As interest and activity in mobile health continues to climb, San Francisco-based Mango Health is set to announce that it has raised $1.45 million in seed funding to bring a new collection of consumer-focused mobile health apps to market.
The six-person company, which is launching Wednesday, is led by Jason Oberfest and Gerald Cheong, both former executives of mobile gaming company ngmoco. Mango is backed by Floodgate Fund, First Round Capital, Steve Anderson with Baseline Ventures, Zynga (s ZNGA) co-founder and CEO Mark Pincus and Square COO Keith Rabois.

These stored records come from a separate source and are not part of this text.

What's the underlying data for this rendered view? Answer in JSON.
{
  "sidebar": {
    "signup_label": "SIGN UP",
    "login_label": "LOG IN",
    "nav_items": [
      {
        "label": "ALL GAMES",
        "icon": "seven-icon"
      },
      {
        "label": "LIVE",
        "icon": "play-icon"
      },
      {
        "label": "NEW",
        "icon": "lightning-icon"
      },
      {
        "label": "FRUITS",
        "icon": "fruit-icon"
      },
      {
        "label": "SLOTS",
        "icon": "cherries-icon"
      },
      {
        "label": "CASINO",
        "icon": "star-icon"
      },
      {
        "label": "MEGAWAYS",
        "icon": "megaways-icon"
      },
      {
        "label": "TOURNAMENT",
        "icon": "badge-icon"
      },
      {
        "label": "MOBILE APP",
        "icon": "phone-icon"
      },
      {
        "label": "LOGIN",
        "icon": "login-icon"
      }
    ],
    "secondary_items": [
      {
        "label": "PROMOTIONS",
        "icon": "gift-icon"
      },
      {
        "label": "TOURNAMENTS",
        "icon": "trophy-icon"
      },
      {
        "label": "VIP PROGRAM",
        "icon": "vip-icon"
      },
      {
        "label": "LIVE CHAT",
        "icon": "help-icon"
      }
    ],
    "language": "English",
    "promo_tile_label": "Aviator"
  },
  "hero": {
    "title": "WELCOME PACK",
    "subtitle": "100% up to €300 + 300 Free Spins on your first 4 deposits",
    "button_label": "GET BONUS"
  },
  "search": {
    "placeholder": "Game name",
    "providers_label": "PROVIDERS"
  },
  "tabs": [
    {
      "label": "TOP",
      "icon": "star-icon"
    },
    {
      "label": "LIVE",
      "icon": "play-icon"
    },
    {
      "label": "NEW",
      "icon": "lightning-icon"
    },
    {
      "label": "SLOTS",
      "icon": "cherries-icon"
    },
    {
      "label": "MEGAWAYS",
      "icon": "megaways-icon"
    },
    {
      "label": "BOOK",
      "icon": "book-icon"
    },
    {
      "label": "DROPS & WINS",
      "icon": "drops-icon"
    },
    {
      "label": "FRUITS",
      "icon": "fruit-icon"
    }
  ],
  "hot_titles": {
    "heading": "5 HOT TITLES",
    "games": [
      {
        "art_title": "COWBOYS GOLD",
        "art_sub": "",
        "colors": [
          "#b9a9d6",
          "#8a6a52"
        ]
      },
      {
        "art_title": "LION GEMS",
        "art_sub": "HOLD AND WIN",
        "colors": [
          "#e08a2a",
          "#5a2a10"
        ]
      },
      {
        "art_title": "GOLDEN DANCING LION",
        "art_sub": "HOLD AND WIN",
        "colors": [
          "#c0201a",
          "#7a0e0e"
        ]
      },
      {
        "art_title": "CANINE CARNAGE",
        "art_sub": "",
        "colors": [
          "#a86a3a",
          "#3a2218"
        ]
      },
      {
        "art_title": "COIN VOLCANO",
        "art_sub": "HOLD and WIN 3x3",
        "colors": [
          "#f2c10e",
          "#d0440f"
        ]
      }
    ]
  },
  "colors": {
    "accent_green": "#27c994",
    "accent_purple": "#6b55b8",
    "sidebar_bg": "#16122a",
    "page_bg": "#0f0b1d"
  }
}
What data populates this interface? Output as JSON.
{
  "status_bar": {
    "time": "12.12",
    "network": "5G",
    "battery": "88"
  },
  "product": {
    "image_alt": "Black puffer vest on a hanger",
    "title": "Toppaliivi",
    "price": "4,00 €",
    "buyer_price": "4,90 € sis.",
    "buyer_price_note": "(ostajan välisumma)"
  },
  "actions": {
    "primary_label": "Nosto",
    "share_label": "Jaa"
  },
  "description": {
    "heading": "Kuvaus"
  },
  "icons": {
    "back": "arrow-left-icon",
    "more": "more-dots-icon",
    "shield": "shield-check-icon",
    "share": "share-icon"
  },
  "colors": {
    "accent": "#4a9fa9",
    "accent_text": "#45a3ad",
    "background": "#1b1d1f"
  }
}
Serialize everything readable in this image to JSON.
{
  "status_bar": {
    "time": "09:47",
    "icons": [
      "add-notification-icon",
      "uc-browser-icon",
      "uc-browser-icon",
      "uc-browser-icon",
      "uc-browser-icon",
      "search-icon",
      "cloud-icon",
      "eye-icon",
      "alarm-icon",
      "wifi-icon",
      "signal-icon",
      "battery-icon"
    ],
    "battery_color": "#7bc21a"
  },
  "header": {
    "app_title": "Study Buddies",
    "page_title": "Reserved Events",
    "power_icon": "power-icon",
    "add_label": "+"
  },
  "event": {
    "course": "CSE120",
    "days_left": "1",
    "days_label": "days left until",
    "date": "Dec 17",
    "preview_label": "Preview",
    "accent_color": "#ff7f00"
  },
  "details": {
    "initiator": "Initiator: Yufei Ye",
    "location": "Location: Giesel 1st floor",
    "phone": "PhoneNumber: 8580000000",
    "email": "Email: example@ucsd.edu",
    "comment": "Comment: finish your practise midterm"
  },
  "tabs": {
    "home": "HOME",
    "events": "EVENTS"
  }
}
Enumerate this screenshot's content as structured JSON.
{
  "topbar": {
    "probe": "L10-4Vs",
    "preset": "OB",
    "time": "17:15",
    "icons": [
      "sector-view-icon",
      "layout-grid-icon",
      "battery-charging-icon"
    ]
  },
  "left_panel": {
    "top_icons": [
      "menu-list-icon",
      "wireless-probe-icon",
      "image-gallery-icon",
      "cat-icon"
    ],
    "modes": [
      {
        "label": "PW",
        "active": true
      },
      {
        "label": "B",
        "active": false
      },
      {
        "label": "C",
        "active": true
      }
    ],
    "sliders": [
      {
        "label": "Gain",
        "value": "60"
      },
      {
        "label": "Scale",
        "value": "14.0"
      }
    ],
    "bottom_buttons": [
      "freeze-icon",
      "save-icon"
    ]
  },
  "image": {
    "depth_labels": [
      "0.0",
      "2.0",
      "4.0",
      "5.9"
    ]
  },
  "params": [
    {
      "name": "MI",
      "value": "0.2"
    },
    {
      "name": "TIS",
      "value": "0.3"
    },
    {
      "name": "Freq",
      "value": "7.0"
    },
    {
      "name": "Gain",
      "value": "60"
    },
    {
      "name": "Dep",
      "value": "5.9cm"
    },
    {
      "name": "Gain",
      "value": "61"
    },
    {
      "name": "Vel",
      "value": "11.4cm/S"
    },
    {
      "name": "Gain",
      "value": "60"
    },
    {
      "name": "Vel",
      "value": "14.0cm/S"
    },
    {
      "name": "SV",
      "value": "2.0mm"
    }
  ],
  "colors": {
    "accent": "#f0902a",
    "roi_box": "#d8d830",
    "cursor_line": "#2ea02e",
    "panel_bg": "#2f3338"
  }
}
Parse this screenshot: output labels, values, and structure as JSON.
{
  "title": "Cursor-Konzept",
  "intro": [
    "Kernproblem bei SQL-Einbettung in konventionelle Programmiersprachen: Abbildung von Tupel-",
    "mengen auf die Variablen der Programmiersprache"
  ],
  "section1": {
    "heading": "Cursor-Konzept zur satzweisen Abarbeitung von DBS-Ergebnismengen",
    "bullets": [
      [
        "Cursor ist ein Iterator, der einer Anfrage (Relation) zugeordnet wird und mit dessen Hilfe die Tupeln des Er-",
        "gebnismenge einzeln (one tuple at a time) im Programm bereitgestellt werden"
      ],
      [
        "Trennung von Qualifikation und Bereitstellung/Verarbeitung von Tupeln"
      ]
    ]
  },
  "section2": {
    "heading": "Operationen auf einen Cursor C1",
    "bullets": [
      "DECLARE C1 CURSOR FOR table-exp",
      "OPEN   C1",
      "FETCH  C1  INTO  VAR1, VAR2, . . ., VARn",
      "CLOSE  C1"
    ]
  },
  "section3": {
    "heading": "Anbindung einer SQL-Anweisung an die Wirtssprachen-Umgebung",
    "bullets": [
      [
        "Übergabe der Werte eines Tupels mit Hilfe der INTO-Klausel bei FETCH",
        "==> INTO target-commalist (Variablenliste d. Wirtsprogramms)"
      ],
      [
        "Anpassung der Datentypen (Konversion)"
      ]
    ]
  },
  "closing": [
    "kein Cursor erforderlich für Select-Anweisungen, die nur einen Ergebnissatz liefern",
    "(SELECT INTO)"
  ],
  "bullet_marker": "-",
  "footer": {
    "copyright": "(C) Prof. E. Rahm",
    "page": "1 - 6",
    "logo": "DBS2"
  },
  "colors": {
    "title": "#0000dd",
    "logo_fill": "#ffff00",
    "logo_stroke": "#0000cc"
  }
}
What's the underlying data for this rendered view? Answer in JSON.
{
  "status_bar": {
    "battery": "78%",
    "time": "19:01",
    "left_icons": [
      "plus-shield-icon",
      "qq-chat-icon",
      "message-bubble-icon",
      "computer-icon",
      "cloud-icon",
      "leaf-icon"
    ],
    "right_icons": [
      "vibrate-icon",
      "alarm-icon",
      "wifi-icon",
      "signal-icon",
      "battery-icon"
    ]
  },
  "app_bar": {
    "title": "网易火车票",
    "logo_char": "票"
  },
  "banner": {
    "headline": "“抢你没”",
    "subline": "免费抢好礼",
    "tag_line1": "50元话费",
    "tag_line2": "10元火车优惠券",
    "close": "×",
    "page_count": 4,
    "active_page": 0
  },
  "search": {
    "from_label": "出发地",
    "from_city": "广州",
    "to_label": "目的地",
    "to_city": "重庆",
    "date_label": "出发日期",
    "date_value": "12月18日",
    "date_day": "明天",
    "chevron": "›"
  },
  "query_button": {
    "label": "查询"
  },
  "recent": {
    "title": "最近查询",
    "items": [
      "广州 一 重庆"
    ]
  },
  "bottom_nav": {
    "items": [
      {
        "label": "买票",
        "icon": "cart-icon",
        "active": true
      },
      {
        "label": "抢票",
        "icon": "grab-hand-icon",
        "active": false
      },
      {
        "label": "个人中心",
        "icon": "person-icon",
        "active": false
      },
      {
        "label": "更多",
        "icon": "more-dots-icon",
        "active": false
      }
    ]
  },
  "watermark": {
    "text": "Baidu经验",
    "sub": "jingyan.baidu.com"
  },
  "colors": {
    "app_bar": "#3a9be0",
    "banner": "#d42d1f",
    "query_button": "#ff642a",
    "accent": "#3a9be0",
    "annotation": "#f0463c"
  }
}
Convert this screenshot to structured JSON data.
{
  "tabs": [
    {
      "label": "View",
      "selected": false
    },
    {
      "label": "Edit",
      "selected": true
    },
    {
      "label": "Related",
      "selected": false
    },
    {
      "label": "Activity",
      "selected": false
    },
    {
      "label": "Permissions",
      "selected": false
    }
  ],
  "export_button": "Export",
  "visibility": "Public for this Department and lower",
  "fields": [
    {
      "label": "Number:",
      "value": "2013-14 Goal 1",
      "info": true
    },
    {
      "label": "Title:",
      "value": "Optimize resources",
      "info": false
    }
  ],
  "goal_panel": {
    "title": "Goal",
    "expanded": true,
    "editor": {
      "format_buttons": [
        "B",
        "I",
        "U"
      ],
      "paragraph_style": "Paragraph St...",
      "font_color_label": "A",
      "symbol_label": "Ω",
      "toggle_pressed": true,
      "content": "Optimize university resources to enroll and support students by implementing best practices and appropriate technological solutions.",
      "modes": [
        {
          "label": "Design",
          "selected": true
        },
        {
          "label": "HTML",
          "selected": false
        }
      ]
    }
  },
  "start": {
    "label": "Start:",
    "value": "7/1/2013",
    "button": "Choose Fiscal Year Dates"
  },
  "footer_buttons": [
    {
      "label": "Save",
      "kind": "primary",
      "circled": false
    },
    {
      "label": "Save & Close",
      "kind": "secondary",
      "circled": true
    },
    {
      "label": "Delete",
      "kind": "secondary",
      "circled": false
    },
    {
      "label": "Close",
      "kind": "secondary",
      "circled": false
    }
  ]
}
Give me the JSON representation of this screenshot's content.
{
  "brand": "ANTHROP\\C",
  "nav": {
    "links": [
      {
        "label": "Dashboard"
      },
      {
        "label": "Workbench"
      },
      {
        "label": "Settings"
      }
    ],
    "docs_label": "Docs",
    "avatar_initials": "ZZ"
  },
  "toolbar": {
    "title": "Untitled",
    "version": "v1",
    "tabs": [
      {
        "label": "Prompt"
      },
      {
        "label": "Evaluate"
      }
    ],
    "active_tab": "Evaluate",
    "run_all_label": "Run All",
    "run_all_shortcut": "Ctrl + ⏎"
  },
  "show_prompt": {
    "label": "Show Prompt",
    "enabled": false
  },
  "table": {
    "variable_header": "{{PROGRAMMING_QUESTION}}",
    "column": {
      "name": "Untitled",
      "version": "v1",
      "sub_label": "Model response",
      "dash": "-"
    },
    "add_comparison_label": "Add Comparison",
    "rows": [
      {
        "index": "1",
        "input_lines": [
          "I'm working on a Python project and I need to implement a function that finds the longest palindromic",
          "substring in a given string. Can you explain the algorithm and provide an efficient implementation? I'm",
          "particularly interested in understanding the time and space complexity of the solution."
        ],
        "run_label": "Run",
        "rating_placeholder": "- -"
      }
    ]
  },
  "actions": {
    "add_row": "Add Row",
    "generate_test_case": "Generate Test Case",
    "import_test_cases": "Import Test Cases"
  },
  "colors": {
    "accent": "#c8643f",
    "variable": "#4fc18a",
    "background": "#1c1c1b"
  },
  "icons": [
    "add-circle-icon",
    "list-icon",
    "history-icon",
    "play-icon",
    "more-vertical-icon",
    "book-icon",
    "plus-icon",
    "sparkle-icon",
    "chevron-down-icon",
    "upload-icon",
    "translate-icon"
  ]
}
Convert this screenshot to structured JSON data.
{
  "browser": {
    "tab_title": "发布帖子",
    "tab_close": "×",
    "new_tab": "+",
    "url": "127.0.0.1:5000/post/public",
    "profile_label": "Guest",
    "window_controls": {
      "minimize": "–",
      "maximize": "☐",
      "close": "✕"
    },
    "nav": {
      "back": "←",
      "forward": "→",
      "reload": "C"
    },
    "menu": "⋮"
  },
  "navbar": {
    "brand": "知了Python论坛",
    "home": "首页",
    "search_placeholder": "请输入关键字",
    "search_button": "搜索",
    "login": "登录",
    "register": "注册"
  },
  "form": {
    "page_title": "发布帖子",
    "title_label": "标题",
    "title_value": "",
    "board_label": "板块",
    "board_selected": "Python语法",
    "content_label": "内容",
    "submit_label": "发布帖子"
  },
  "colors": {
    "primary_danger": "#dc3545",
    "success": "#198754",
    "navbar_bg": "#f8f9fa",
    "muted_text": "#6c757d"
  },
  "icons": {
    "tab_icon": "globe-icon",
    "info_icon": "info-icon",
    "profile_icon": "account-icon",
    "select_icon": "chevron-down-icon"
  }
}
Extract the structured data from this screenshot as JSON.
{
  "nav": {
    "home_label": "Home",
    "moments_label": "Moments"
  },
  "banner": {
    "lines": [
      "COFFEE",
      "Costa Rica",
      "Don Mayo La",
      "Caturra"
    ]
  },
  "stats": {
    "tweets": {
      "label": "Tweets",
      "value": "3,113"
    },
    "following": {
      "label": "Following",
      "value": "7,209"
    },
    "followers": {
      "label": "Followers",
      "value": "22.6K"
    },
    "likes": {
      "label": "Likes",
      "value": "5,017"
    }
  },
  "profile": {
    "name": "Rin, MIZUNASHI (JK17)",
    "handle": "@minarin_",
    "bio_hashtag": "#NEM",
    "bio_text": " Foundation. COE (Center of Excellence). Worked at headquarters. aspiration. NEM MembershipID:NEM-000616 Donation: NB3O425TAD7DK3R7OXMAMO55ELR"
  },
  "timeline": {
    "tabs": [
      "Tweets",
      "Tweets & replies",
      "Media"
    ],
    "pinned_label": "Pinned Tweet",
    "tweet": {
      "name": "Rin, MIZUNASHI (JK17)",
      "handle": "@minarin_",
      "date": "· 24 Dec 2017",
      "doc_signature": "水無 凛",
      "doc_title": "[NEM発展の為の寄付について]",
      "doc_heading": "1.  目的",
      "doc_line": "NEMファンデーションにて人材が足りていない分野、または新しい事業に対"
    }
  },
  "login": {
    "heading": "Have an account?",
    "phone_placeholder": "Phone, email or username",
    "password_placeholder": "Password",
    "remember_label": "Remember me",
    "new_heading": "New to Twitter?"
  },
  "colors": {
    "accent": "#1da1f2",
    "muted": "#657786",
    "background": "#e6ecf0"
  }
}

The founders say they plan to create a range of consumer health apps, which will employ the game design principles developed during their years in social gaming. But its first app, which it will start beta testing this month, aims to help people stick to their medication, as well as monitor information related to their meds.
“Our main focus is helping consumers better manage and improve their health, and helping consumers get better about taking supplements and medications is a big part of that given how many Americans (four out of five) take either a nutritional supplement, a prescription medication or an over the counter drug each week,” Oberfest said in an email.
As we’ve reported before, mobile health is exploding, with more than 13,000 health apps available for consumer consumption. The U.S. mHealth (or mobile health) market earned $230 million in 2010 and is estimated to reach $392 million in 2015, according to research and consulting firm Frost and Sullivan.
But, researchers and experts in the field say very few mobile apps are actually gaining adoption and proving valuable to consumers. According to the Pew Internet & American Life Center, only ten percent of adult cell phone users in the U.S. have downloaded a health app, with some never using it or only using it once.
Several apps already help consumers adhere to their prescriptions, but Oberfest said Mango Health’s first app is distinct in that it allows consumers to maintain a complete log of their personal health activity, compare themselves to others taking the same medication or who have similar conditions and informs consumers about potential interactions between their medications, food and supplements. The app incents people to maintain their health and (engage with the app) by giving them discounts and rewards for sticking to their schedule.
Like other developers tackling the mobile health market, Oberfest said Mango Health anxiously awaits the FDA’s next draft guidance on the regulation of mobile health apps (the agency issued its first draft last July) and will follow any guidelines that their app is subject to, from the FDA or another regulatory agency.